NYFF Critic’s Choice – “Corpo celeste”

Young Marta faces the Catholic Church in the compelling Italian drama, "Corpo celeste" by Alice Rohrwacher.

The Independent’s senior film critic, Kurt Brokaw, is viewing the entire main slate of the 49th New York Film Festival, showing at Lincoln Center September 30-October 16th. Below is one of his critic’s choices—from among 27 feature films plus numerous ‘special event’ features, masterworks, “views from the avant garde” and shorts. His complete list from 2011 is here.

Corpo celeste
(Alice Rohrwacher. 2011. Italy/Switzerland/France. 100 min.)

The title of Alice Rohrwacher’s perceptive and closely observed first feature translates to “divine body” and references a larger-than-life statue of Christ tucked in an abandoned Italian church near Calabria. Father Don Mario (Salvatore Cantalupo in a far more delicately conceived role than in the crime thriller Gomorrah) drives to remove the ornately carved wooden cross, accompanied by the 13-year-old Marta (Yle Vianello), a candidate in the Calabria church’s confirmation class.

Don Mario has found Marta wandering along a busy superhighway, where she’s followed one of his employees and watched him throw a bag of kittens into a river to drown. Reluctantly Marta accepts a ride with Don Mario to the rural church that houses the wooden cross, and together they carry it to the priest’s car, where he ties it to the roof. He’s hauling this figurative crucifix back to Calabria for Marta’s confirmation ceremony—but something untoward happens along the way.

This is the key scene in a film that opens with Marta, her 18-year-old sister, and their mother, arriving back at Marta’s birthplace after 10 years in Switzerland. Both girls appear to be more cosmopolitan than their classmates. The mother (Anita Caprioli) has taken a job in a local bakery and seems completely comfortable under the daily nurture and regimented care of the Catholic Church. Life in Calabria is still operating largely in an ancient time warp, even though Don Mario’s church sanctuary contains a bright neon crucifix.

For her part, Marta is alternately content and discontent with Catholic dogma. She senses the priest and her own extended family are trying to conform her to the teachings of the Church. Writer/director Rohrwacher is even-handed and objective about letting the sensitive Marta witness all this without protest, but also without letting herself be given over to Church doctrine like her classmates. She’s a rote believer but we sense she’s open to alternatives. She’s trying to decide what she believes and doesn’t believe. What happens to the cross on the priest’s car roof can thus be interpreted as fate, chance, human error or, if you wish, divine intervention.

Corpo celeste‘s delicate balance of religious issues differs from other recent coming-of-age films with girls transitioning into teens and young womanhood. The Holy Girl, Water Lilies, XXY, and She-Monkeys are among the most memorable, and Corpo celeste immediately joins their distinguished company. All were directed by women and all have a firm feminine sensibility that the viewer comes to trust and that is becoming increasingly rare in contemporary cinema.

The 27-year-old director has suggested Calabria is a metropolis in messy transition—raw, industrial, untended, an urban sprawl—not entirely unlike her teenage protagonist with her short, newly chopped-off hair. Families like Marta’s return to the security of relatives’ homes in Calabria because life hasn’t worked out elsewhere.

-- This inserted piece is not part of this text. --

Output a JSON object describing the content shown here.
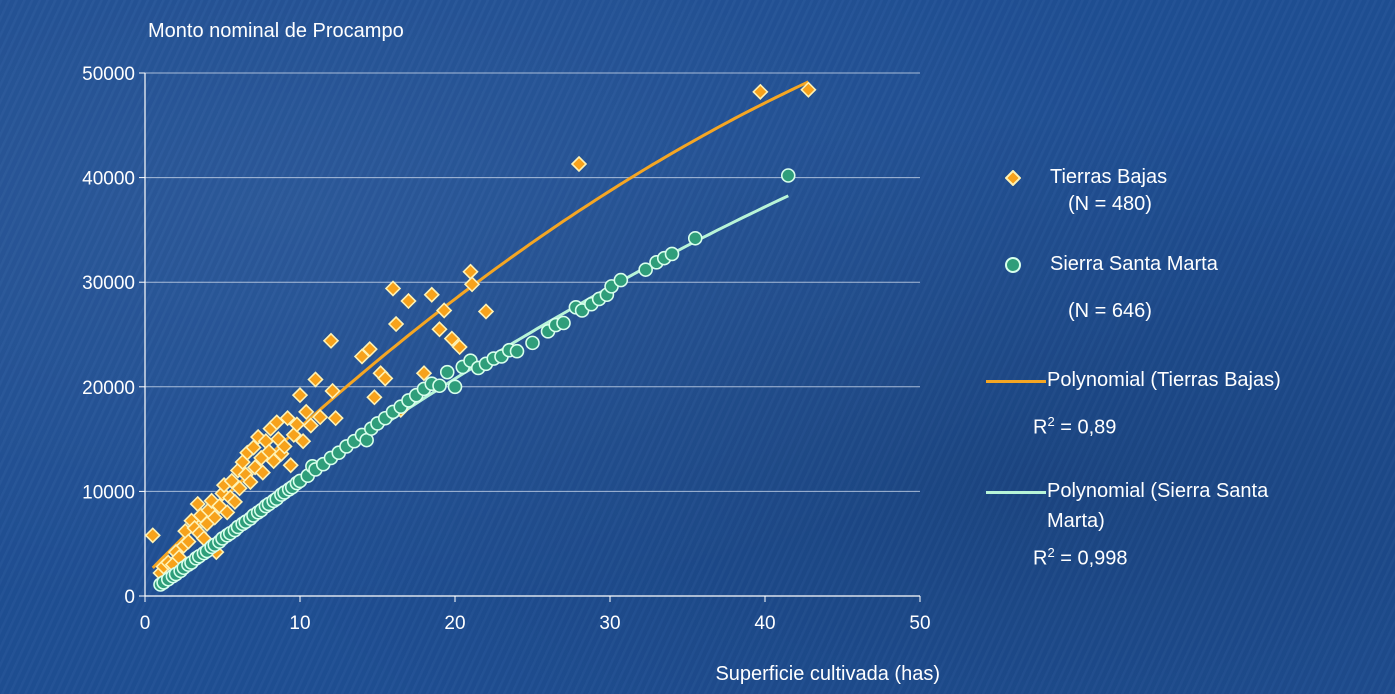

The Church offers a haven of comfort and salvation. Don Mario represents a hierarchy locked into the city’s political establishment; each needs and supports the other.

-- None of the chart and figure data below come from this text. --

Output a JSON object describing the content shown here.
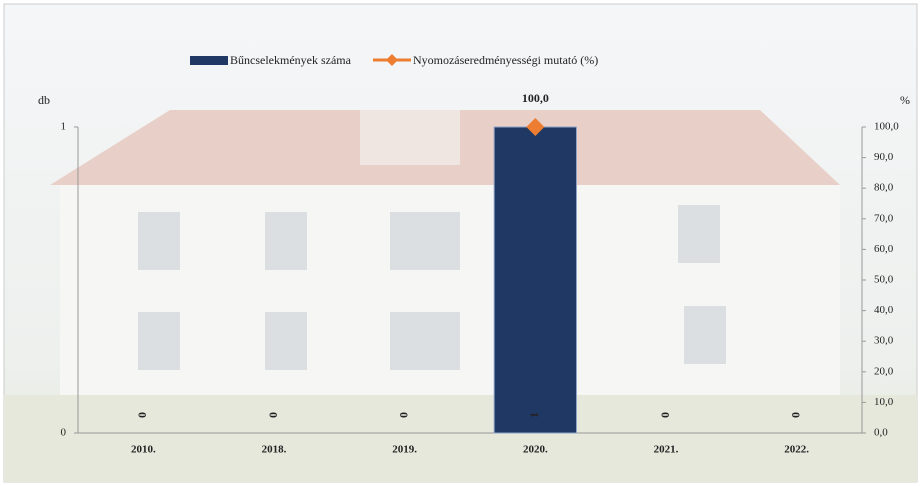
{
  "chart_data": {
    "type": "bar-line",
    "categories": [
      "2010.",
      "2018.",
      "2019.",
      "2020.",
      "2021.",
      "2022."
    ],
    "series": [
      {
        "name": "Bűncselekmények száma",
        "type": "bar",
        "color": "#1f3864",
        "values": [
          0,
          0,
          0,
          1,
          0,
          0
        ]
      },
      {
        "name": "Nyomozáseredményességi mutató (%)",
        "type": "line",
        "color": "#ed7d31",
        "axis": "y2",
        "values": [
          null,
          null,
          null,
          100,
          null,
          null
        ],
        "value_labels": [
          null,
          null,
          null,
          "100,0",
          null,
          null
        ]
      }
    ],
    "ylabel": "db",
    "y2label": "%",
    "ylim": [
      0,
      1
    ],
    "yticks": [
      0,
      1
    ],
    "y2lim": [
      0,
      100
    ],
    "y2ticks": [
      {
        "value": 0,
        "label": "0,0"
      },
      {
        "value": 10,
        "label": "10,0"
      },
      {
        "value": 20,
        "label": "20,0"
      },
      {
        "value": 30,
        "label": "30,0"
      },
      {
        "value": 40,
        "label": "40,0"
      },
      {
        "value": 50,
        "label": "50,0"
      },
      {
        "value": 60,
        "label": "60,0"
      },
      {
        "value": 70,
        "label": "70,0"
      },
      {
        "value": 80,
        "label": "80,0"
      },
      {
        "value": 90,
        "label": "90,0"
      },
      {
        "value": 100,
        "label": "100,0"
      }
    ],
    "legend": "top"
  }
}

It is only when Marta encounters a stern, barely sighted and much older priest in the adjacent town with the wooden cross that she hears a different take on Jesus—one far removed from the benign figure she’s studying in her catechism. This is immediately reinforced by the incident on the car trip back to Calabria. Marta discovers that the “divine body” of the film’s title can be broken and lost.

In the picture’s moving and mysterious coda, we follow Marta as she wades through a deserted urban river under a bridge, soaking her confirmation dress. It’s near a spooky, desolate culvert. This time she encounters a boy her age who holds out something he’s found living in this polluted swamp. “Want to see a miracle?” he asks her. It’s not a kitten. Marta is growing up.

About :

Kurt Brokaw joined The Independent in 2010 as Senior Film Critic, covering New York’s six major film festivals and reviewing individual features and shorts of merit.  He was Associate Teaching Professor at The New School for 33 years, and has taught courses on film noir, early lesbian fiction and Jewish-themed cinema at The 92nd Street Y for 15 years. His memoir, The Paperback Guy, was published in 2020.